Why OpenGL drivers (userspace libraries) are installed as system profile dependencies, not application dependencies?

NixOS mostly does a good job avoiding application breakage on updates by always keeping exact instances of all runtime dependencies which they had been built against, but OpenGL is another thing. I’ve noticed that OpenGL applications which are installed in user profile break after system upgrade, failing to start because updated OpenGL library can’t work with glibc instance which the application was built against, e. g.:

libGL: dlopen /run/opengl-driver/lib/dri/r600_dri.so failed (/nix/store/hwwqshlmazzjzj7yhrkyjydxamvvkfd3-glibc-2.26-131/lib/libm.so.6: version GLIBC_2.27’ not found (required by /run/opengl-driver/lib/dri/r600_dri.so))`

It seems that /run/opengl-driver is symlink to opengl-drivers store path which is only referred by nixos-system path and not a single application. Had it been installed as application dependency, the instance which broken application had been built against would still be present and it would run. So why had NixOS crew taken decision to do it another way?

1 Like

I’ve got a good answer on reddit: https://www.reddit.com/r/NixOS/comments/aewwx4/why_opengl_drivers_userspace_libraries_are/edv231p

1 Like

shatsky via Nix community nixos1@discoursemail.com writes:

NixOS mostly does a good job avoiding application breakage on updates
by always keeping exact instances of all runtime dependencies which
they had been built against, but OpenGL is another thing. I’ve noticed
that OpenGL applications which are installed in user profile break
after system upgrade, failing to start because updated OpenGL library
can’t work with glibc instance which the application was built
against

AFAIK the problem is that a program built with one OpenGL library will
fail to run on an X server that’s built with another. So having each
application use its own OpenGL library wouldn’t actually make them work.

I’ve tried using GitHub - nix-community/nixGL: A wrapper tool for nix OpenGL application [maintainer=@guibou] to work around these
incompatibilities, mostly so I could run old versions of Firefox without
rebuilding them. It seemed to work for a while, but recently I’ve been
hitting these OpenGL errors again (haven’t bothered investigating yet)

:frowning:

1 Like

AFAIK the problem is that a program built with one OpenGL library will
fail to run on an X server that’s built with another.

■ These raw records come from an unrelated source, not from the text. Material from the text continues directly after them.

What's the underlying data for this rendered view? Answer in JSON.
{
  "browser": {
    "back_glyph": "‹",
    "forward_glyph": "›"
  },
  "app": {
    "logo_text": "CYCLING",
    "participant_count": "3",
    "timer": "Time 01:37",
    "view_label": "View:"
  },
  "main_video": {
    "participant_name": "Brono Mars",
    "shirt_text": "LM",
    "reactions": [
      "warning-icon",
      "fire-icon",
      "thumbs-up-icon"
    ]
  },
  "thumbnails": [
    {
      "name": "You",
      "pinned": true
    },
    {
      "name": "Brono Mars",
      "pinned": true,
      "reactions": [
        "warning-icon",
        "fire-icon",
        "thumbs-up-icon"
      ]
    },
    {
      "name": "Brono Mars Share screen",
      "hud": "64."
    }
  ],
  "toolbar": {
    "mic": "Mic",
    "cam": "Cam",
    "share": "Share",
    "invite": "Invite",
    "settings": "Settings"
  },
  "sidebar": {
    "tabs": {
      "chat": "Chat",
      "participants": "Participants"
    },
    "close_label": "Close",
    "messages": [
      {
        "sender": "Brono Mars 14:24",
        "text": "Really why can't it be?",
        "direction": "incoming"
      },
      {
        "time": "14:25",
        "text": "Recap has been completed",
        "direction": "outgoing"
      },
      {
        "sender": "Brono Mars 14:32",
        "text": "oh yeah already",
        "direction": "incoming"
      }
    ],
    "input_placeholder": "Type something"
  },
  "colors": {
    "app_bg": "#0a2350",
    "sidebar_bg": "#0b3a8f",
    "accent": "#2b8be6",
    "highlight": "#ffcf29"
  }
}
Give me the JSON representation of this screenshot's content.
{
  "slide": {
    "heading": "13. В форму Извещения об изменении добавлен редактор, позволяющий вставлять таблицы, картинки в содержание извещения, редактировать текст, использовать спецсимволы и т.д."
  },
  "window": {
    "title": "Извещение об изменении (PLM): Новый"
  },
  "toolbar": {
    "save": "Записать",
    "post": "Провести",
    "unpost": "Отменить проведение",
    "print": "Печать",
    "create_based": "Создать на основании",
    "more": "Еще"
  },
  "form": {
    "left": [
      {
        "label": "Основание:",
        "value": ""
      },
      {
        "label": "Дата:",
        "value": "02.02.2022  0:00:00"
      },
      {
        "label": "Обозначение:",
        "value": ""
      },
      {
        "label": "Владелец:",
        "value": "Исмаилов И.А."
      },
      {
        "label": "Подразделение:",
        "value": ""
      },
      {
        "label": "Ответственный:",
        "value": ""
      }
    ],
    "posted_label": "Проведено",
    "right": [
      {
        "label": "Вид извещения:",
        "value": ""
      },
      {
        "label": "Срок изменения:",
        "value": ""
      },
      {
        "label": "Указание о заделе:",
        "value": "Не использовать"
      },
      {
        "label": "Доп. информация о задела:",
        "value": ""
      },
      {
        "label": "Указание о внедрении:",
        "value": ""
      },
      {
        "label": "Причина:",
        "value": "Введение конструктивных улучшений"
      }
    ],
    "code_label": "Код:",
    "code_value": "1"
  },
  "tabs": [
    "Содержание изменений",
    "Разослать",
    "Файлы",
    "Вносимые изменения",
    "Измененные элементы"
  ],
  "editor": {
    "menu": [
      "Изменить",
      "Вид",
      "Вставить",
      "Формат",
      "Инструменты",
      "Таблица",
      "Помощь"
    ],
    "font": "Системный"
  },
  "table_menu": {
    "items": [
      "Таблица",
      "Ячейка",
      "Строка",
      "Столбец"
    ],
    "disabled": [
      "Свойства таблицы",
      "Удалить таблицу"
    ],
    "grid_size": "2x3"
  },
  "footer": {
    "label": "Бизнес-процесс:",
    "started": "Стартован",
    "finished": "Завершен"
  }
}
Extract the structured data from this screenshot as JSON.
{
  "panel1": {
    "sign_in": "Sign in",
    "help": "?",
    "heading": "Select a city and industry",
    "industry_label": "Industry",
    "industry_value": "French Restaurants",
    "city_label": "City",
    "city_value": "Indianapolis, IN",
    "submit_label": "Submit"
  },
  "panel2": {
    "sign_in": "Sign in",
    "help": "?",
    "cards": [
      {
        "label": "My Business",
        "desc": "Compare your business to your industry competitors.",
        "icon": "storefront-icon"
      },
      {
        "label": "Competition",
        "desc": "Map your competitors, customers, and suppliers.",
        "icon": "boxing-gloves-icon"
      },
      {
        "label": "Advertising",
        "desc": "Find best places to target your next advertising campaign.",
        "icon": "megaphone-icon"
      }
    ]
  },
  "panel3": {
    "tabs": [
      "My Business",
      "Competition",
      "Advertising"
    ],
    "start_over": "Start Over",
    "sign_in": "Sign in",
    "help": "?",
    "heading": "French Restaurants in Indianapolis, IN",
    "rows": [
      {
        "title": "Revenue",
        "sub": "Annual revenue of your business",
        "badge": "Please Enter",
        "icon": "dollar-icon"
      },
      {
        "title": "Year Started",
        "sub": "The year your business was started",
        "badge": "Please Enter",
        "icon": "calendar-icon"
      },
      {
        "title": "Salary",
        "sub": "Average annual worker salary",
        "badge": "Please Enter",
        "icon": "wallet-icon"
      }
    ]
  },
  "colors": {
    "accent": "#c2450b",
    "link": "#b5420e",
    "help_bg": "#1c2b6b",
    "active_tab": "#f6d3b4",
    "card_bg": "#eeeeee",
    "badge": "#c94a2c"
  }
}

I don’t think so, OpenGL library which application uses for direct rendering is the one in its process, not the one in X server process. Here is diagram of how it works altogether, anyone please correct me if I’m wrong:

app<-(1)->libGL<-(2)->libGLX<-(3)-------------------------->X server<-(4)->display buffer
               <-(5)->DRI library<-(6)->window buffer<-(7)->X server<-(4)->display buffer
  • (1), (2), (5) are shared library calls; app, libGL and DRI driver library should work together in a single process
  • (3) is X protocol, it doesn’t break if GLX library uses one libc and X server user another
  • (6) is driver-specific interface between userspace DRI library and kernel DRI driver, both GPU-specific; also doesn’t break
  • (3), (4) and (7) is driver-specific interface between userspace X driver module and kernel graphics card driver; also doesn’t break (it could break if X server and its driver module matching kernel driver are built against incompatible common libraries, but X driver module is X server dependency so this can’t happen in NixOS)

Again: app, libGL, GLX and DRI libraries work together in a single process. It’s (5) which gets broken because DRI library is not installed as application dependency.